Concern Grows in Connecticut About Overseas Outsourcing of White-Collar Jobs
“Everything that can go digital, wireless or Internet is going overseas: computer software development, financial analysis, copy-editing, architecture, engineering, human resources, even payroll and other back-office functions.” That is the view taking shape in Connecticut and many other states as local and state officials see a growing number of companies exporting information and knowledge jobs to places like India, China and other low-wage countries.
Nationally, more than 3.3 million jobs and $136 billion in wages will be lost to offshore outsourcing in the next 15 years, according to the Forrester Group, a consulting firm in Cambridge, Mass.
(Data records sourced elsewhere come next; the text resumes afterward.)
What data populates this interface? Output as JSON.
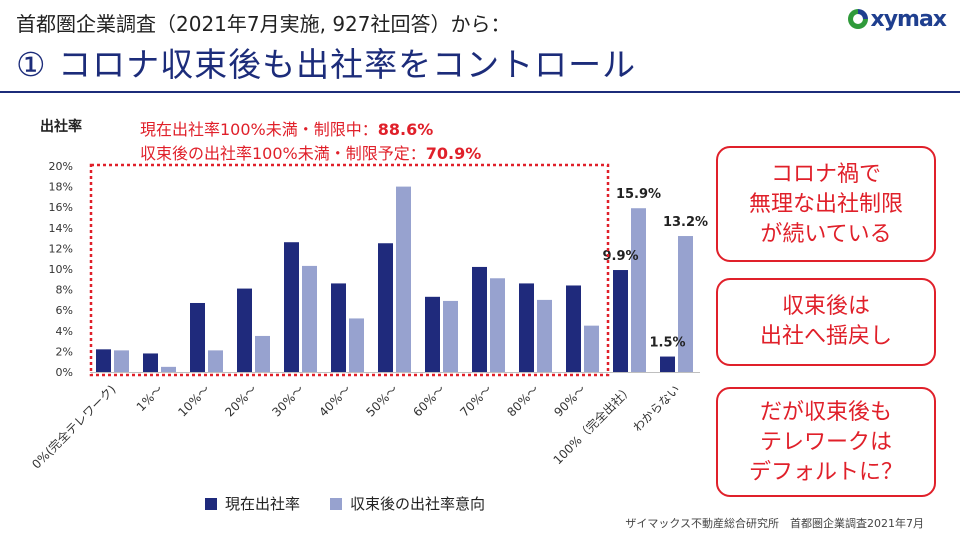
{
  "header": {
    "subtitle": "首都圏企業調査（2021年7月実施, 927社回答）から：",
    "title": "① コロナ収束後も出社率をコントロール",
    "logo_text": "xymax"
  },
  "notes": {
    "line1_text": "現在出社率100%未満・制限中：",
    "line1_value": "88.6%",
    "line2_text": "収束後の出社率100%未満・制限予定：",
    "line2_value": "70.9%"
  },
  "callouts": [
    {
      "lines": [
        "コロナ禍で",
        "無理な出社制限",
        "が続いている"
      ]
    },
    {
      "lines": [
        "収束後は",
        "出社へ揺戻し"
      ]
    },
    {
      "lines": [
        "だが収束後も",
        "テレワークは",
        "デフォルトに？"
      ]
    }
  ],
  "legend": {
    "current": "現在出社率",
    "future": "収束後の出社率意向"
  },
  "source": "ザイマックス不動産総合研究所　首都圏企業調査2021年7月",
  "colors": {
    "current": "#1f2a7c",
    "future": "#97a2cf",
    "accent": "#e0202a",
    "title": "#1c2c7a"
  },
  "chart_data": {
    "type": "bar",
    "ylabel": "出社率",
    "ylim": [
      0,
      20
    ],
    "yticks": [
      "0%",
      "2%",
      "4%",
      "6%",
      "8%",
      "10%",
      "12%",
      "14%",
      "16%",
      "18%",
      "20%"
    ],
    "categories": [
      "0%(完全テレワーク)",
      "1%～",
      "10%～",
      "20%～",
      "30%～",
      "40%～",
      "50%～",
      "60%～",
      "70%～",
      "80%～",
      "90%～",
      "100%（完全出社）",
      "わからない"
    ],
    "series": [
      {
        "name": "現在出社率",
        "values": [
          2.2,
          1.8,
          6.7,
          8.1,
          12.6,
          8.6,
          12.5,
          7.3,
          10.2,
          8.6,
          8.4,
          9.9,
          1.5
        ]
      },
      {
        "name": "収束後の出社率意向",
        "values": [
          2.1,
          0.5,
          2.1,
          3.5,
          10.3,
          5.2,
          18.0,
          6.9,
          9.1,
          7.0,
          4.5,
          15.9,
          13.2
        ]
      }
    ],
    "data_labels": [
      {
        "category": "100%（完全出社）",
        "series": "現在出社率",
        "text": "9.9%"
      },
      {
        "category": "100%（完全出社）",
        "series": "収束後の出社率意向",
        "text": "15.9%"
      },
      {
        "category": "わからない",
        "series": "現在出社率",
        "text": "1.5%"
      },
      {
        "category": "わからない",
        "series": "収束後の出社率意向",
        "text": "13.2%"
      }
    ]
  }
}
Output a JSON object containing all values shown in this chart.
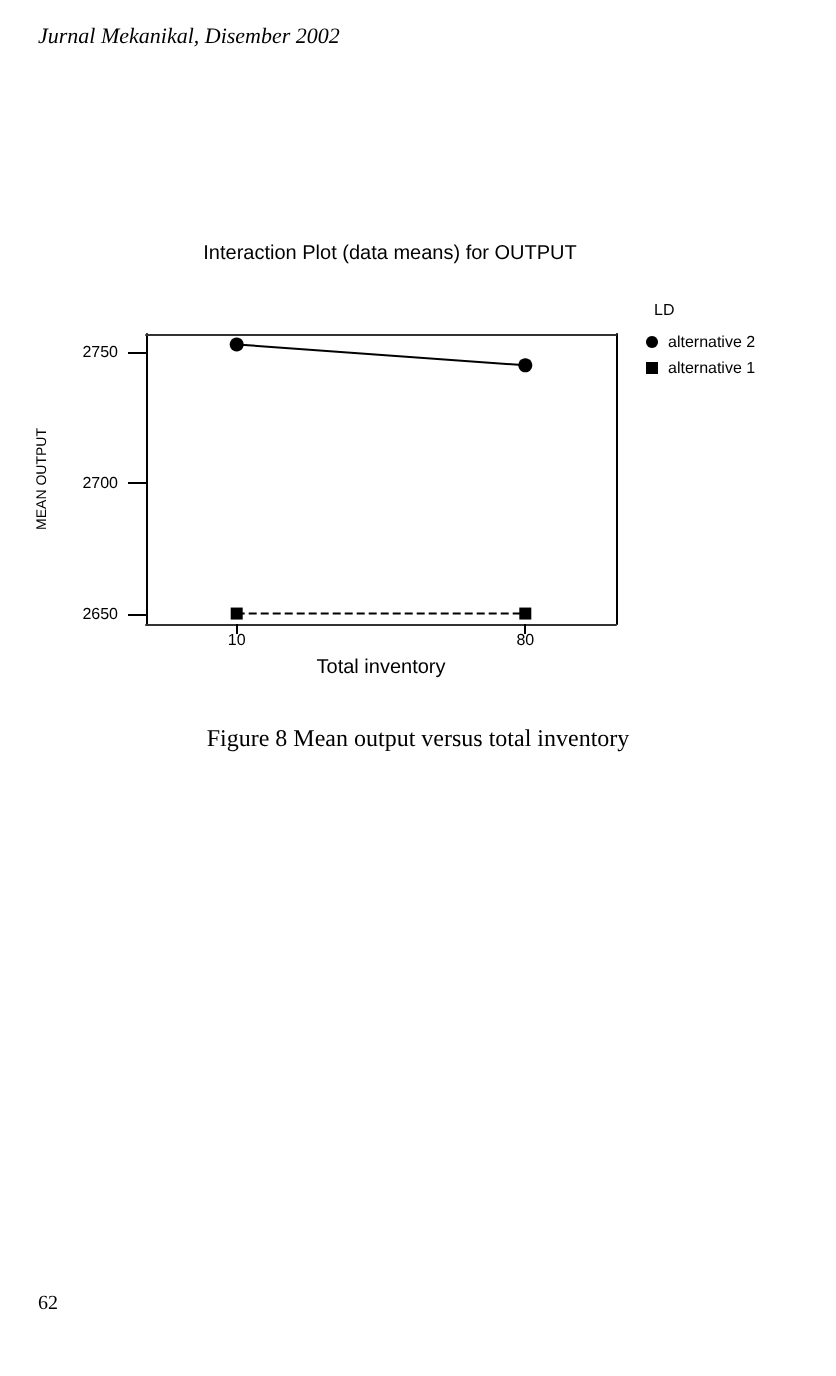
{
  "chart_data": {
    "type": "line",
    "title": "Interaction Plot (data means) for OUTPUT",
    "xlabel": "Total inventory",
    "ylabel": "MEAN OUTPUT",
    "legend_title": "LD",
    "x": [
      10,
      80
    ],
    "xlim": [
      -12,
      102
    ],
    "xticks": [
      10,
      80
    ],
    "series": [
      {
        "name": "alternative 2",
        "color": "#000000",
        "values": [
          2753,
          2745
        ],
        "marker": "circle",
        "line_style": "solid"
      },
      {
        "name": "alternative 1",
        "color": "#000000",
        "values": [
          2650,
          2650
        ],
        "marker": "square",
        "line_style": "dashed"
      }
    ],
    "ylim": [
      2646,
      2757
    ],
    "yticks": [
      2650,
      2700,
      2750
    ],
    "grid": false,
    "legend": "top right",
    "annotations": [
      "Jurnal Mekanikal, Disember 2002",
      "Figure 8 Mean output versus total inventory",
      "62"
    ]
  }
}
Some think that could actually be a conservative estimate of these losses to the economic development upstarts sprouting across the world.
According to the Washington-based Economic Policy Institute, the job exporting problem is likely to get worse in the future as educational levels and skills rise in developing countries.
There is a growing awareness of this problem among U.S. economic development officials, although most are not sure what, if anything, they can do about it. Lowering wages and other business costs to match the cheap labor deals abroad is not the answer. Many communities, regions and states are pinning their future economic hopes on clusters and other knowledge economy development strategies. How much will they help? That remains unclear as most of these efforts are only in their early stages of development.
I would hold out “stability” as part of the answer for U.S. communities. Despite our recent challenges and uncertainties, the U.S. remains the most stable place on the planet from an economic, social and political perspective. While many international locations may be cheaper places to do business and offer many other business advantages, political risk remains a much greater issue.
We need new strategies. A second possible part of the solution could lie in developing new types of economic development strategies that confront the international division of labor issue directly by offering companies with networked labor strategies that connect work activities in the U.S. with those abroad. This suggests that most U.S. business locations must increase their “globally connectivity” to link jobs in let’s say Connecticut with those in India.
One thing is certain. The knowledge economy is no longer bound to the U.S. and other developed nations. American economic developers will need to become international economic developers if they are to find true solutions to this problem.